While an Iron Block Near the Earth’s Surface is in Free Fall, It Undergoes an Increase in Kinetic Energy
An iron block near the Earth’s surface that is in free fall is a classic example of the law of conservation of energy. In this situation, the block is initially at rest and has no kinetic energy. As the block falls, it accelerates due to the force of gravity and, as a result, its kinetic energy increases.

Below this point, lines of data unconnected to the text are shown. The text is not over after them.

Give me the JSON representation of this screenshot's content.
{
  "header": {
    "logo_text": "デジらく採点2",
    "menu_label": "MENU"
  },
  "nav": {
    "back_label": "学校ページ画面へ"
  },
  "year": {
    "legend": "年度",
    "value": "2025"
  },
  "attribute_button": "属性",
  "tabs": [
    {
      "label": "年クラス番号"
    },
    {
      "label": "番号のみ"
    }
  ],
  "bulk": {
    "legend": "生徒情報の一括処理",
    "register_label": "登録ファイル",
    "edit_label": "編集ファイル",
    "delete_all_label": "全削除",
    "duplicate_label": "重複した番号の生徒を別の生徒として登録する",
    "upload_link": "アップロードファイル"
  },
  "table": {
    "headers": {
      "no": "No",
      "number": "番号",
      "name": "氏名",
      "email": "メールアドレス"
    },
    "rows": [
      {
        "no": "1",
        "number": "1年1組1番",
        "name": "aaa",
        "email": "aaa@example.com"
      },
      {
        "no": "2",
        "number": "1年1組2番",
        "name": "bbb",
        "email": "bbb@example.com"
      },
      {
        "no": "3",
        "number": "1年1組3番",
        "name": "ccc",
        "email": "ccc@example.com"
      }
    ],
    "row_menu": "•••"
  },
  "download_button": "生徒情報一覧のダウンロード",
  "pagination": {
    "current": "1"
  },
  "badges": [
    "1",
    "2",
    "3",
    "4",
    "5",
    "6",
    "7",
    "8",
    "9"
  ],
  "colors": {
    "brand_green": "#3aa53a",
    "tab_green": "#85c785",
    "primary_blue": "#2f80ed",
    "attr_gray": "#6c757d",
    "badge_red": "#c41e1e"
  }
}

The reason why the block’s kinetic energy increases is that, by Newton’s second law of motion, the net force acting on the block is equal to the mass of the block times its acceleration. The only net force acting on the block is due to gravity, and since the mass of the block is constant, the acceleration must be increasing. This increasing acceleration is what causes the block’s velocity, and thus its kinetic energy, to increase.
The amount of increase in kinetic energy experienced by the block can be calculated using the equation KE = (1/2)mv2, where m is the mass of the block and v is the velocity of the block. Since the mass of the block remains constant, the only variable that changes is the velocity. Thus, as the velocity increases, the kinetic energy of the block increases accordingly.
In summary, while an iron block near the Earth’s surface is in free fall, it undergoes an increase in kinetic energy due to the acceleration caused by the force of gravity. The increase in kinetic energy can be calculated using the equation KE = (1/2)mv2, where m is the mass of the block and v is the velocity of the block.